[PORTFOLIO]

SpotifAI

During the fall semester 2021/22 of my Media Technology bachelor, I took an introductory course on machine learning. It turned out to be surprisingly intuitive, providing me with tangible, first-hand experience as we implemented our own neural networks from the ground up.

“SpotifAI” was our group’s final project of the course; a web app for controlling Spotify with AI-detected hand gestures (play/pause, skip, like, and more). We went through all stages of implementation, from dataset creation and curation to model setup and training, and finally integration and deployment.

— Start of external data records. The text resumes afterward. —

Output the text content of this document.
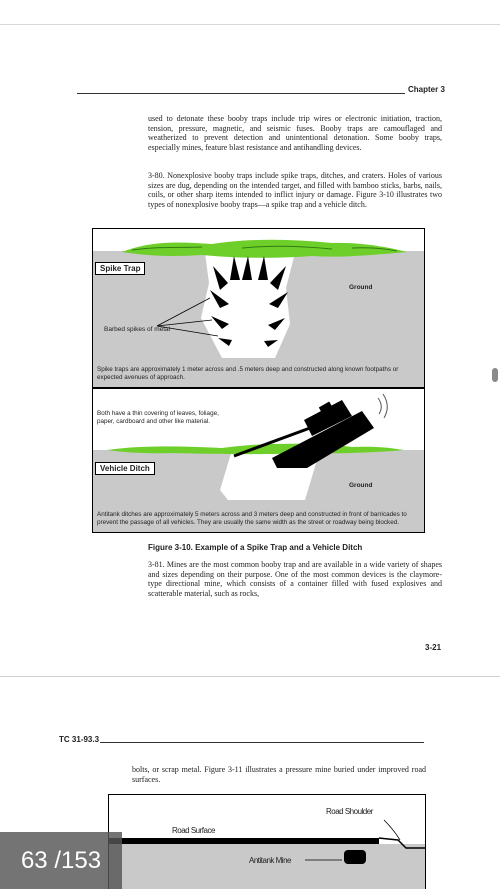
Chapter 3
used to detonate these booby traps include trip wires or electronic initiation, traction, tension, pressure, magnetic, and seismic fuses. Booby traps are camouflaged and weatherized to prevent detection and unintentional detonation. Some booby traps, especially mines, feature blast resistance and antihandling devices.
3-80. Nonexplosive booby traps include spike traps, ditches, and craters. Holes of various sizes are dug, depending on the intended target, and filled with bamboo sticks, barbs, nails, coils, or other sharp items intended to inflict injury or damage. Figure 3-10 illustrates two types of nonexplosive booby traps—a spike trap and a vehicle ditch.
Spike Trap
Ground
Barbed spikes of metal
Spike traps are approximately 1 meter across and .5 meters deep and constructed along known footpaths or expected avenues of approach.
Both have a thin covering of leaves, foliage,
paper, cardboard and other like material.
Vehicle Ditch
Ground
Antitank ditches are approximately 5 meters across and 3 meters deep and constructed in front of barricades to prevent the passage of all vehicles. They are usually the same width as the street or roadway being blocked.
Figure 3-10. Example of a Spike Trap and a Vehicle Ditch
3-81. Mines are the most common booby trap and are available in a wide variety of shapes and sizes depending on their purpose. One of the most common devices is the claymore-type directional mine, which consists of a container filled with fused explosives and scatterable material, such as rocks,
3-21
TC 31-93.3
bolts, or scrap metal. Figure 3-11 illustrates a pressure mine buried under improved road surfaces.
Road Shoulder
Road Surface
Antitank Mine
63 /153
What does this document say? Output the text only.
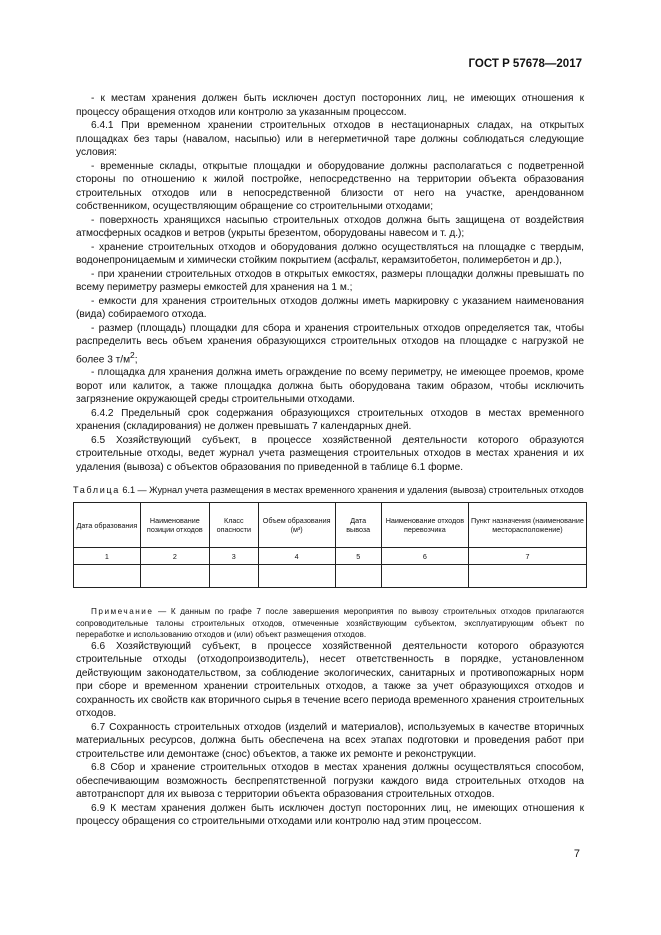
ГОСТ Р 57678—2017

- к местам хранения должен быть исключен доступ посторонних лиц, не имеющих отношения к процессу обращения отходов или контролю за указанным процессом.

6.4.1 При временном хранении строительных отходов в нестационарных сладах, на открытых площадках без тары (навалом, насыпью) или в негерметичной таре должны соблюдаться следующие условия:

- временные склады, открытые площадки и оборудование должны располагаться с подветренной стороны по отношению к жилой постройке, непосредственно на территории объекта образования строительных отходов или в непосредственной близости от него на участке, арендованном собственником, осуществляющим обращение со строительными отходами;

- поверхность хранящихся насыпью строительных отходов должна быть защищена от воздействия атмосферных осадков и ветров (укрыты брезентом, оборудованы навесом и т. д.);

- хранение строительных отходов и оборудования должно осуществляться на площадке с твердым, водонепроницаемым и химически стойким покрытием (асфальт, керамзитобетон, полимербетон и др.),

- при хранении строительных отходов в открытых емкостях, размеры площадки должны превышать по всему периметру размеры емкостей для хранения на 1 м.;

- емкости для хранения строительных отходов должны иметь маркировку с указанием наименования (вида) собираемого отхода.

- размер (площадь) площадки для сбора и хранения строительных отходов определяется так, чтобы распределить весь объем хранения образующихся строительных отходов на площадке с нагрузкой не более 3 $т/м^2$;

- площадка для хранения должна иметь ограждение по всему периметру, не имеющее проемов, кроме ворот или калиток, а также площадка должна быть оборудована таким образом, чтобы исключить загрязнение окружающей среды строительными отходами.

6.4.2 Предельный срок содержания образующихся строительных отходов в местах временного хранения (складирования) не должен превышать 7 календарных дней.

6.5 Хозяйствующий субъект, в процессе хозяйственной деятельности которого образуются строительные отходы, ведет журнал учета размещения строительных отходов в местах хранения и их удаления (вывоза) с объектов образования по приведенной в таблице 6.1 форме.

Таблица 6.1 — Журнал учета размещения в местах временного хранения и удаления (вывоза) строительных отходов
Дата образования	Наименование позиции отходов	Класс опасности	Объем образования (м³)	Дата вывоза	Наименование отходов перевозчика	Пункт назначения (наименование месторасположение)
1	2	3	4	5	6	7

Примечание — К данным по графе 7 после завершения мероприятия по вывозу строительных отходов прилагаются сопроводительные талоны строительных отходов, отмеченные хозяйствующим субъектом, эксплуатирующим объект по переработке и использованию отходов и (или) объект размещения отходов.

6.6 Хозяйствующий субъект, в процессе хозяйственной деятельности которого образуются строительные отходы (отходопроизводитель), несет ответственность в порядке, установленном действующим законодательством, за соблюдение экологических, санитарных и противопожарных норм при сборе и временном хранении строительных отходов, а также за учет образующихся отходов и сохранность их свойств как вторичного сырья в течение всего периода временного хранения строительных отходов.

6.7 Сохранность строительных отходов (изделий и материалов), используемых в качестве вторичных материальных ресурсов, должна быть обеспечена на всех этапах подготовки и проведения работ при строительстве или демонтаже (снос) объектов, а также их ремонте и реконструкции.

6.8 Сбор и хранение строительных отходов в местах хранения должны осуществляться способом, обеспечивающим возможность беспрепятственной погрузки каждого вида строительных отходов на автотранспорт для их вывоза с территории объекта образования строительных отходов.

6.9 К местам хранения должен быть исключен доступ посторонних лиц, не имеющих отношения к процессу обращения со строительными отходами или контролю над этим процессом.

7
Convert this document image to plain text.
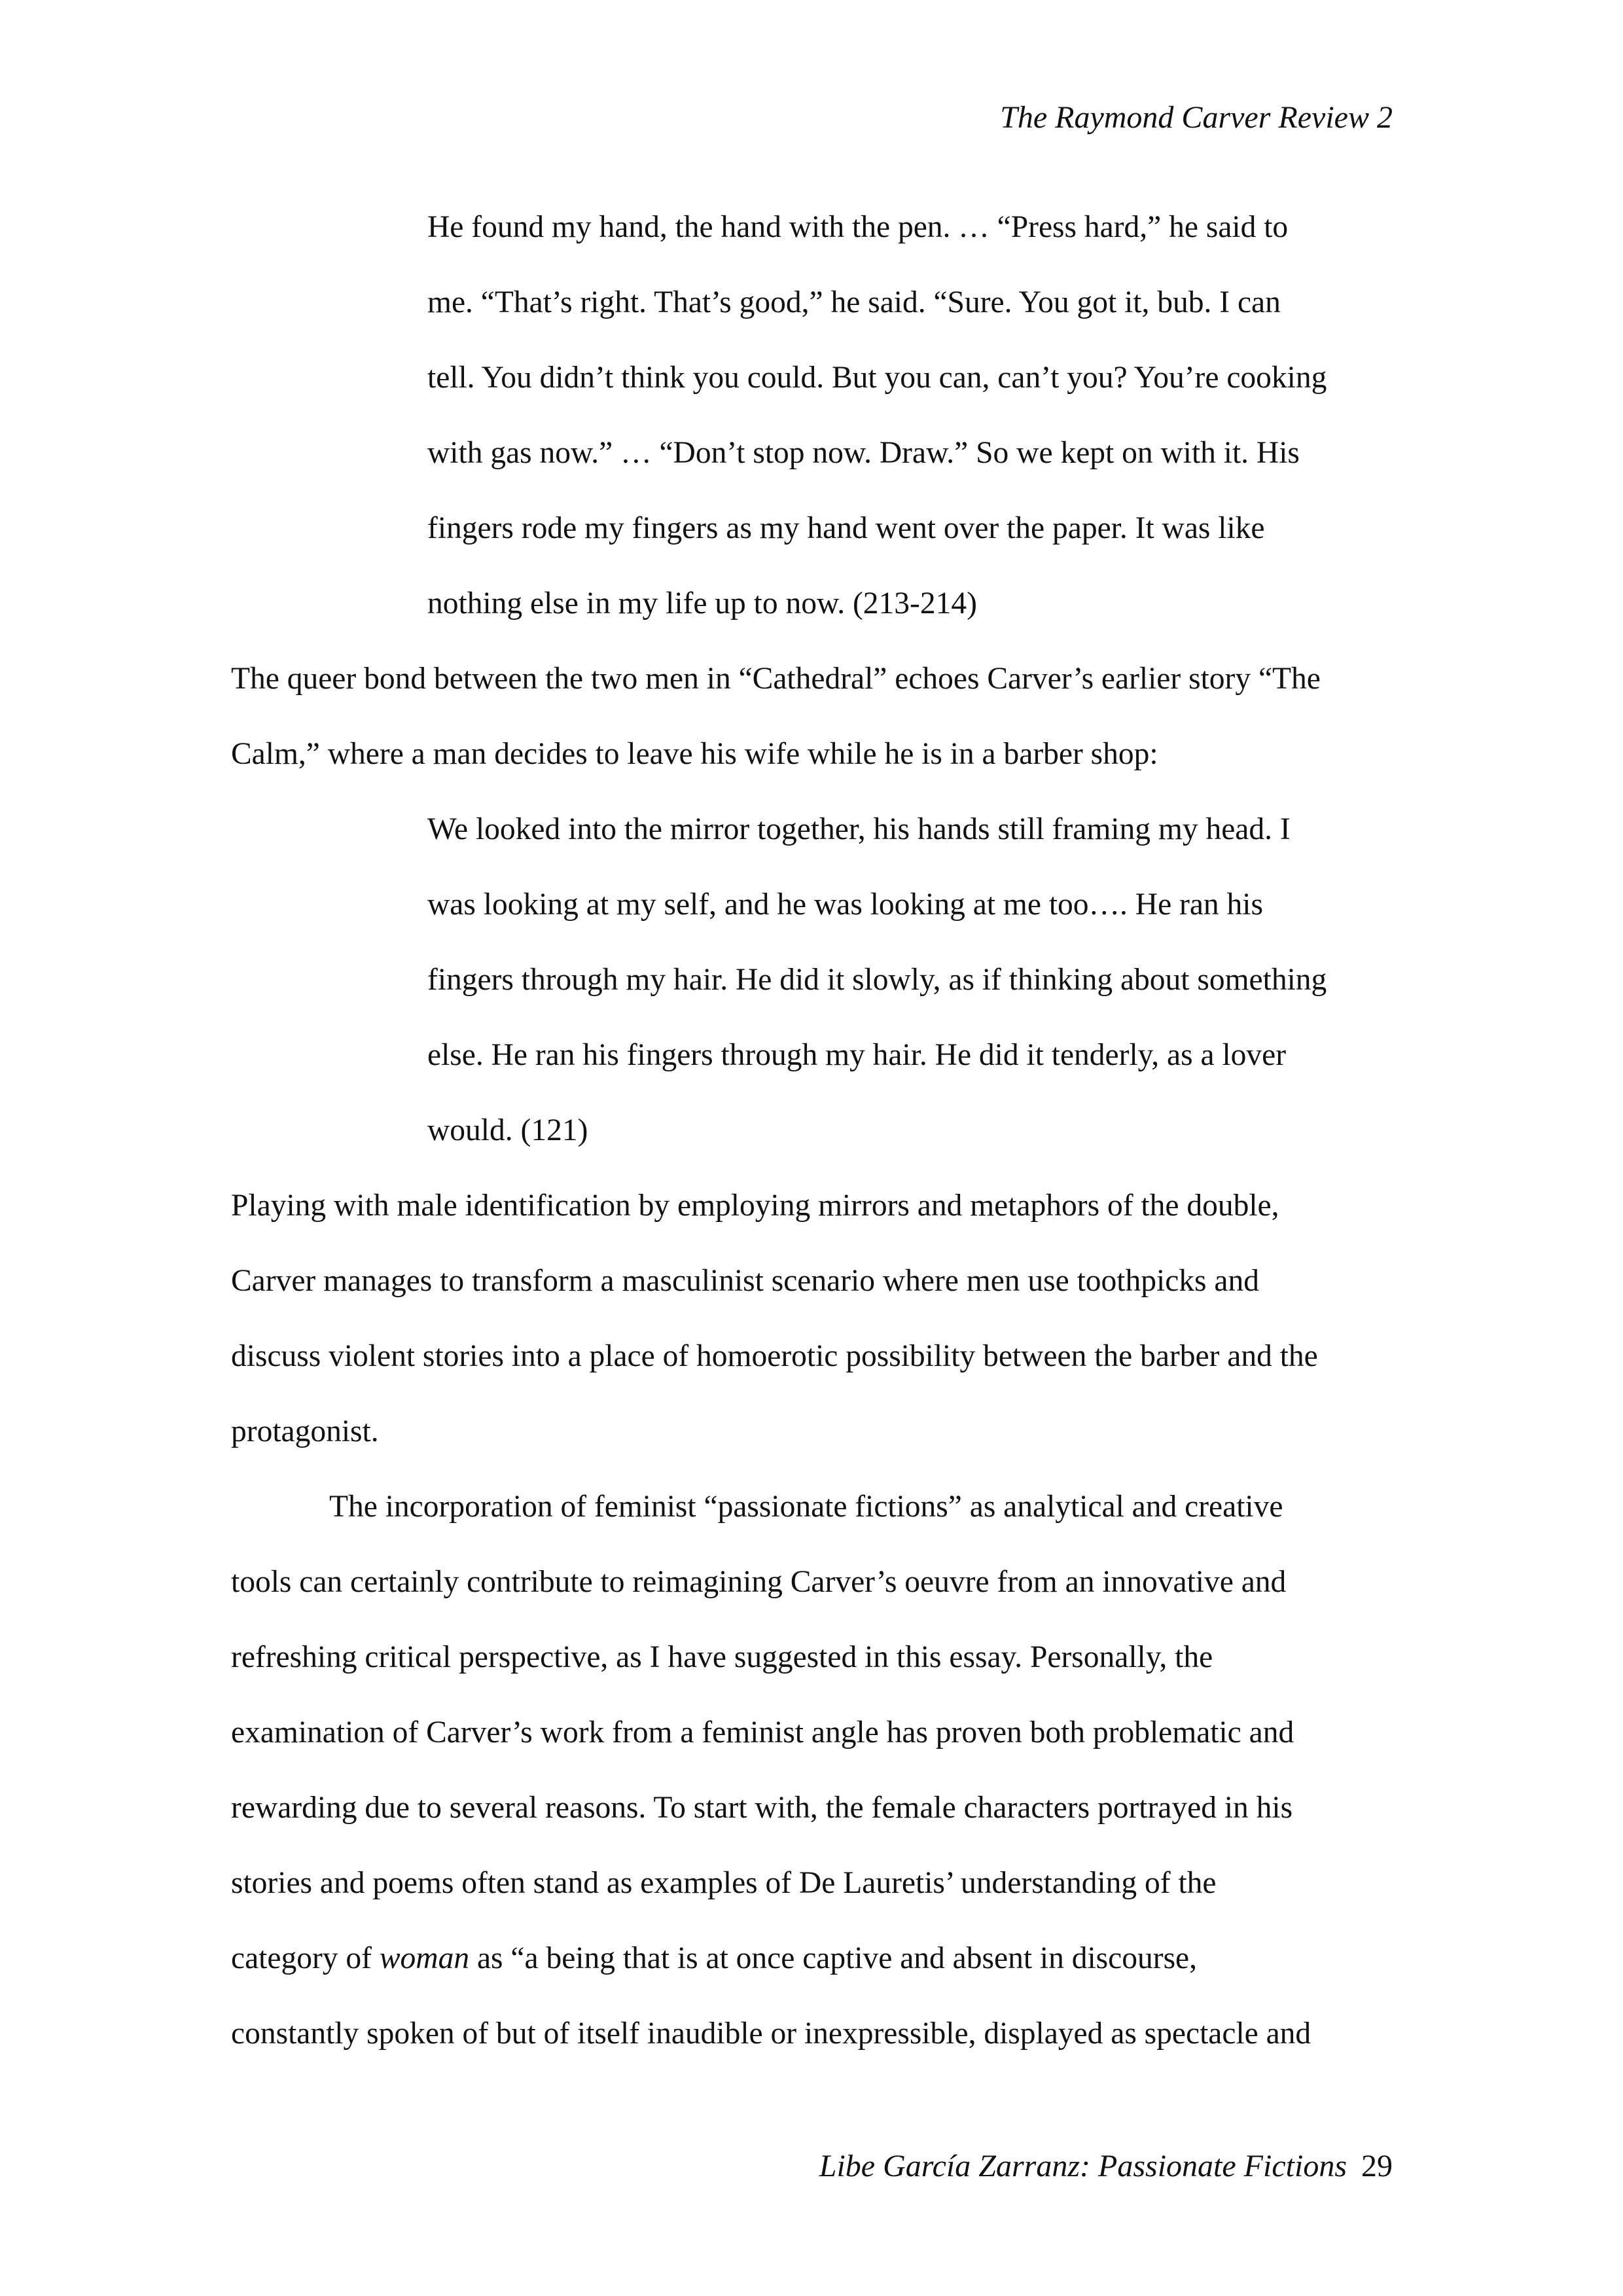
The Raymond Carver Review 2
He found my hand, the hand with the pen. … “Press hard,” he said to
me. “That’s right. That’s good,” he said. “Sure. You got it, bub. I can
tell. You didn’t think you could. But you can, can’t you? You’re cooking
with gas now.” … “Don’t stop now. Draw.” So we kept on with it. His
fingers rode my fingers as my hand went over the paper. It was like
nothing else in my life up to now. (213-214)
The queer bond between the two men in “Cathedral” echoes Carver’s earlier story “The
Calm,” where a man decides to leave his wife while he is in a barber shop:
We looked into the mirror together, his hands still framing my head. I
was looking at my self, and he was looking at me too…. He ran his
fingers through my hair. He did it slowly, as if thinking about something
else. He ran his fingers through my hair. He did it tenderly, as a lover
would. (121)
Playing with male identification by employing mirrors and metaphors of the double,
Carver manages to transform a masculinist scenario where men use toothpicks and
discuss violent stories into a place of homoerotic possibility between the barber and the
protagonist.
The incorporation of feminist “passionate fictions” as analytical and creative
tools can certainly contribute to reimagining Carver’s oeuvre from an innovative and
refreshing critical perspective, as I have suggested in this essay. Personally, the
examination of Carver’s work from a feminist angle has proven both problematic and
rewarding due to several reasons. To start with, the female characters portrayed in his
stories and poems often stand as examples of De Lauretis’ understanding of the
category of woman as “a being that is at once captive and absent in discourse,
constantly spoken of but of itself inaudible or inexpressible, displayed as spectacle and
Libe García Zarranz: Passionate Fictions 29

My main responsibility was setting up and training the AI model, while we all contributed to a custom dataset with lots of webcam images of different gestures. I started by implementing the image pre-processing and augmentation pipeline and creating a train/test split. Afterwards, I prepared the training script, using PyTorch to import various pre-trained convolutional neural networks (CNNs) in order to compare their performance. Ultimately, the chosen model was SqueezeNet, as it was optimised for small model size and the performance of all the models was quite similar.

Once loaded into the web app, the trained model makes inferences on the webcam stream every 0.5 seconds and executes the appropriate API call if the confidence level of a prediction is above 99.3%. This worked really well, giving us a stable and reliable working prototype.

The final web interface looked like this:

The experience taught me a lot and laid the groundwork for my internship and bachelor’s thesis in the field of AI later on.